弓の名手10名が放った弓矢が義純の右胸に1本当たりました。周りの騎馬兵士も弓矢を受けて落馬する者が続きます。義純を守る為に前を遮り、自らを犠牲に義純を守りました。


側近達は、さらに放たれる弓矢から義純を守りながら撤退します。

追撃する千葉勢に平山城の遊撃部隊が盾になり阻みます。農民兵士にとって足利義純は失ってはならない大切な恩人です。
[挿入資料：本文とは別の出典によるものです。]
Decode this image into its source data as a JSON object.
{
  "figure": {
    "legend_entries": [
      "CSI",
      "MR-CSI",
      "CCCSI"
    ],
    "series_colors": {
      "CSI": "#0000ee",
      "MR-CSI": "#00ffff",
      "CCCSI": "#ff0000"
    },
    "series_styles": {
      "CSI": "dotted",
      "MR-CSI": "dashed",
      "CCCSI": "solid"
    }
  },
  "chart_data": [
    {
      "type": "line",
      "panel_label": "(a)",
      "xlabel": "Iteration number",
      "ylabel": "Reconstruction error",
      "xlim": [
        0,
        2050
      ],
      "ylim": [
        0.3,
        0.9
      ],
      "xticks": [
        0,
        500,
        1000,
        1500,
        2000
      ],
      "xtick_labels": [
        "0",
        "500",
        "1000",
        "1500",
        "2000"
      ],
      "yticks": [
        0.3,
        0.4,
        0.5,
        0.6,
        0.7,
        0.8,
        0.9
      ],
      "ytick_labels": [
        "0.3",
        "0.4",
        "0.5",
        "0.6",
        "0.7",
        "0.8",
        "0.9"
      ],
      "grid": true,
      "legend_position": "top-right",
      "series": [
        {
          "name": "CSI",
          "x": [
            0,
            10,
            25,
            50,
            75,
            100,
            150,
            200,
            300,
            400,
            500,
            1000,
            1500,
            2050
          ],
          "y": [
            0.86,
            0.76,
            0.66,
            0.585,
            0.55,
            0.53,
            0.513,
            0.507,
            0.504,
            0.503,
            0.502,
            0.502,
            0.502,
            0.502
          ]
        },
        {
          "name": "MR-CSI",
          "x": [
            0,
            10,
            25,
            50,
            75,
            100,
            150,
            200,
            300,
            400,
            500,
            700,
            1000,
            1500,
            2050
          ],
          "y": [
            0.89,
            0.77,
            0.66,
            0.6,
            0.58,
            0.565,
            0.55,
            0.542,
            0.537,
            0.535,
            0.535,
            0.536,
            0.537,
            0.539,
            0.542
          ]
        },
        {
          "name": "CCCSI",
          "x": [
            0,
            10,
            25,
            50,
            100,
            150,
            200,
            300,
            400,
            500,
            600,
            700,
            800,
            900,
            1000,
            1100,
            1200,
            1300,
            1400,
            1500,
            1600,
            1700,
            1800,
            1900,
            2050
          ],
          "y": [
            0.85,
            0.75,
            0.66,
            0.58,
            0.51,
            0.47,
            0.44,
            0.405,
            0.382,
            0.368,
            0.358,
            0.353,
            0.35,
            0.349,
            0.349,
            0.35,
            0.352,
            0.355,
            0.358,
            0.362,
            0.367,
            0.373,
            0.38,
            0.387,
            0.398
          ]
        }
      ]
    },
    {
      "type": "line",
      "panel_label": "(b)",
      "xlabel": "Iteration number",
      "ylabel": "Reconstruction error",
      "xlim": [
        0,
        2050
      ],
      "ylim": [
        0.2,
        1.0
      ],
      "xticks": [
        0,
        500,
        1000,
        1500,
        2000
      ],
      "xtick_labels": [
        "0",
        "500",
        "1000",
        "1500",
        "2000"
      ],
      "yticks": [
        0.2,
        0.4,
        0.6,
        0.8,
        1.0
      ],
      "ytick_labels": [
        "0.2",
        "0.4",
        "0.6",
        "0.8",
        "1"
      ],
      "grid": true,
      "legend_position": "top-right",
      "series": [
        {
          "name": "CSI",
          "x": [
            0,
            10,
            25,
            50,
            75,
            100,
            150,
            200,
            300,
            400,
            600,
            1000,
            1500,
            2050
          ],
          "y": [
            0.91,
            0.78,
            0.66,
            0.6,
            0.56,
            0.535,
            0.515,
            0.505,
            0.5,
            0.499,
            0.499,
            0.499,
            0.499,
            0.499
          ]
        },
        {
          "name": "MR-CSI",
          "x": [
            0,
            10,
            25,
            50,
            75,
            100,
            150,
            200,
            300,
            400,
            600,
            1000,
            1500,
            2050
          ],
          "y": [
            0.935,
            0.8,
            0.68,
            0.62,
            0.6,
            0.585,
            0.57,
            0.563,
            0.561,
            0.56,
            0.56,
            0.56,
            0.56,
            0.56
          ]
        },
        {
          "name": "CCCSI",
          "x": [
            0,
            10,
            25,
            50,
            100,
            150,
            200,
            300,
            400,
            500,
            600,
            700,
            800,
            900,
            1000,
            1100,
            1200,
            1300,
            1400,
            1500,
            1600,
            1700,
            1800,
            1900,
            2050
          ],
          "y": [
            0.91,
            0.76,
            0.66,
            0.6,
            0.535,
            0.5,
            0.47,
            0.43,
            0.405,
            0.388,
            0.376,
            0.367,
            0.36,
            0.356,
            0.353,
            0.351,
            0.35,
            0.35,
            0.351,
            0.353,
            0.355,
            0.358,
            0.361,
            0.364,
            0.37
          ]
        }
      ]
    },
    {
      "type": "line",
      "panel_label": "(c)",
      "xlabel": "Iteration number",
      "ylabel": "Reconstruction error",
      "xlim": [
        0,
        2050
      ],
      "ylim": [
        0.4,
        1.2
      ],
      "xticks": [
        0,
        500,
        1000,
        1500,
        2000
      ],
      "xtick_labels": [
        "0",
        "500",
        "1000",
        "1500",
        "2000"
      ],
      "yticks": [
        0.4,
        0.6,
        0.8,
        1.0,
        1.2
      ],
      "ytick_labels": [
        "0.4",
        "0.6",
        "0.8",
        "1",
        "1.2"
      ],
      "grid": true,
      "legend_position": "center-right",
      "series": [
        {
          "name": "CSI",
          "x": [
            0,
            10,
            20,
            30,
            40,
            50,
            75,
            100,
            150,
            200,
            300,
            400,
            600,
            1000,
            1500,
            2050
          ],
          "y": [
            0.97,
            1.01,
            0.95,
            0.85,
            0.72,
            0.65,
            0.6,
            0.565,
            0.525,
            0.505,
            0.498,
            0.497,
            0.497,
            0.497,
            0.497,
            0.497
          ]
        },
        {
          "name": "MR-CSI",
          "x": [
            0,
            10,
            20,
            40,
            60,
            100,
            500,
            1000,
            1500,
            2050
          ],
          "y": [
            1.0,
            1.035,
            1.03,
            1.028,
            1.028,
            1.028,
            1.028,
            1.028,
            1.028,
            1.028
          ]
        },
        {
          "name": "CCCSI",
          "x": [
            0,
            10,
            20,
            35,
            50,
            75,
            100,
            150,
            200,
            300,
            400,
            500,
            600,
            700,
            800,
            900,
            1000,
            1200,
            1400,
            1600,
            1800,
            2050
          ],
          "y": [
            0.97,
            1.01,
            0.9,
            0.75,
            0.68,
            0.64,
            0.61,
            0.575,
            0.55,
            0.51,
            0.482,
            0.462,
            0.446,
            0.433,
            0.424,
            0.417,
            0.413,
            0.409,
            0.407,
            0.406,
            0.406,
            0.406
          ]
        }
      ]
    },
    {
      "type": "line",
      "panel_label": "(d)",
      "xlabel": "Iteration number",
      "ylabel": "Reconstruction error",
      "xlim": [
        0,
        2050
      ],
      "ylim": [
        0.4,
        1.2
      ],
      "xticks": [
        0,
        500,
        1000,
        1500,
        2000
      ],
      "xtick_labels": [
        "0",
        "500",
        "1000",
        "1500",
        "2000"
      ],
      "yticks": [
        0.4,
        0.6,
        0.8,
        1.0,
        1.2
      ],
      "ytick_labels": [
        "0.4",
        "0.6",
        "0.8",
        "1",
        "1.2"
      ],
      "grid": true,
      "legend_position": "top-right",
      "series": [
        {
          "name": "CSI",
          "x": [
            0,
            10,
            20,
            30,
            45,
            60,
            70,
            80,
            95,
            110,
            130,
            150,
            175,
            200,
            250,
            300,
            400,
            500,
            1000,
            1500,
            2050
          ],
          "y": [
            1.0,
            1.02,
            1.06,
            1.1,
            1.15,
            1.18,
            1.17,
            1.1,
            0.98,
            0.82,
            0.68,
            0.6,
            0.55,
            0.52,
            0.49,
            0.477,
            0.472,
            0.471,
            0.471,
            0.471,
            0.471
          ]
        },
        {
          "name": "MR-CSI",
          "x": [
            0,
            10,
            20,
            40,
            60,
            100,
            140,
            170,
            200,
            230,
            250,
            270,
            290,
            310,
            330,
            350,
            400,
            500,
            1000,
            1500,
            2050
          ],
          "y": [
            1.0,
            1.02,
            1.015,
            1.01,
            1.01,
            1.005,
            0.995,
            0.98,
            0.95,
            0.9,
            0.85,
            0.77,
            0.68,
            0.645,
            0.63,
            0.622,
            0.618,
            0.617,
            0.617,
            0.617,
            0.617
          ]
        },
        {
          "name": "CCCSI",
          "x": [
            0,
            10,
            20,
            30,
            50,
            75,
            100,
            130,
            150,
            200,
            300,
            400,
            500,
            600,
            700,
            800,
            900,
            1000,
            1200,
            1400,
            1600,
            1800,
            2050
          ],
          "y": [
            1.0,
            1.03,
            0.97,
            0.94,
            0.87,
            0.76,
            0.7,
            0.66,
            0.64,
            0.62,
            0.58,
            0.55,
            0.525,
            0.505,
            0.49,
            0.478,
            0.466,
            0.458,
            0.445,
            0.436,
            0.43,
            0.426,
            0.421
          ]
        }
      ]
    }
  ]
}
死ぬ事を厭わず戦う姿に千葉勢も危険と察して追撃を停止、撤収しました。


義純の軍勢は右胸に矢を受けた足利義純を守りながら最寄りの鎌取城に入り、医師の治療を受けました。




──午後2時過ぎ、6時間の戦いが終わりました。

開始から3時間は古河公方軍優勢、

後半3時間は小弓公方軍が優勢に終わりました。


古河公方軍22000名

死者1100、負傷者1900

損耗率13%


小弓公方軍18500

死者800、負傷者1300

損耗率11%


小弓公方軍のやや優勢の形に1日が終わりました。

しかし、鎌取城から足利義純、右胸に矢を受けて重傷の知らせが入りました。


小弓公方、足利義明の嫡男として優秀な後継者です。万が一にも失いたく無い存在です。

優勢に終わった1日の喜びが吹き飛ぶ悪い知らせでした。

楢島正臣の陣地から立花家の医師が派遣されました。


夜8時頃になり、鎌取城から連絡が入ります。

右胸の出血が止まるが、高熱有りました。弓矢に毒が塗られていた可能性が有り、解毒処理中との連絡です。


小弓城内で明日に備えた軍議に暗雲が立ち込めました。

鎌取城から足利義純が動けません。


優秀な精神的支柱の指揮官不在で明日の対応をしなければなりません。

足利義明、里見義堯、楢島正臣、その他の武将達も頭が真っ白になりました。








小弓公方軍が大健闘でやや優勢に終わった1日でした。しかし、精神的支柱、次代の後継者足利義純が重傷との事態に明日はどーしたら良いの?


小弓公方軍のピンチになりました。


明日はどーなる?



お詫び、

解りにくい文面を数ヶ所修正、加筆しました。